Cyber Insurance Intake Process Benchmarks Client Security
Cyber insurers are using more and more sophisticated technology for their cyber insurance intake processes, underwriting controls and continous risk mitigation. One interesting recent example is a solution that identifies the presence of leaked data online to predict claims by cyber liability insurance customers. Now AON reports its CyQu assessment “evaluates risk across 35 critical controls within nine security domains, providing insights into significant risks and control effectiveness (and) benchmark(ing) over 10,000 clients and has 20,000 client users.”
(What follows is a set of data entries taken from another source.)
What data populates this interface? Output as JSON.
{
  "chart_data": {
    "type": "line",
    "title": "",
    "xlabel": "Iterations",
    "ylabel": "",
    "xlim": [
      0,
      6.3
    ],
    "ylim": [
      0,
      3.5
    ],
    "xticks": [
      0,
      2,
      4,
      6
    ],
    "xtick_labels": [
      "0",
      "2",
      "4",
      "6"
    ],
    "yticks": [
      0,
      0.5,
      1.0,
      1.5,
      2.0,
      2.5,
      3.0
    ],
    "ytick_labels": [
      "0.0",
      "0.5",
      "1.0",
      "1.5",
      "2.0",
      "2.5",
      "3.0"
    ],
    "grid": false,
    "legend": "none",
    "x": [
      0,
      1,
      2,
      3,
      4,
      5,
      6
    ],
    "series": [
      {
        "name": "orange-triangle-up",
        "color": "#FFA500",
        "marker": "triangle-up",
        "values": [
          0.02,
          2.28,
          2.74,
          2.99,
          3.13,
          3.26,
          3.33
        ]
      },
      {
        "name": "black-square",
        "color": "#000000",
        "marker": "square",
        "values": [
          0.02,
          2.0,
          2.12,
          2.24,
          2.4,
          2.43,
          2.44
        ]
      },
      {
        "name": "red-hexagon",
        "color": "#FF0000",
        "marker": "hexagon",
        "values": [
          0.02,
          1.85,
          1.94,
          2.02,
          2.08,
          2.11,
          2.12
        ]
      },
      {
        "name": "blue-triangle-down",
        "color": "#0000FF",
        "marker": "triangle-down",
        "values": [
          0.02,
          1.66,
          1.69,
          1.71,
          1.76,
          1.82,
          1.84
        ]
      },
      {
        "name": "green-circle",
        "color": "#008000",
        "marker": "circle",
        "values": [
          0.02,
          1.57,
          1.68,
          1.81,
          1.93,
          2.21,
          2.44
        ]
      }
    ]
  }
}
The broker explains its system “transcends traditional paper applications by providing peer comparisons and security control benchmarks as part of the submission process. It uses analytics and a comprehensive evaluation framework to offer detailed insights into cyber risk posture, enabling vulnerability identification and risk mitigation prioritization.” 65 cyber insurers accept the CyQu process, according to AON.
Cybersecurity Insurance Intake Process
With the proliferation of often complex cyber security standards (AON says its system is mapped to ISO and NIST frameworks) and constant increase in the number and variety of cyber threats, even large, sophisticated insurance customers benefit from threat and controls analysis from their cyber insurers. For many smaller companies, their broker and/or insurer probably provides far more valuable cyber security analysis and advice than their own IT teams. As with fire safety and other traditional risk areas covered by P&C insurance, de facto minimum standards for cyber security will increasingly be dictated by the insurance industry and its intake, underwriting and continous monitoring systems.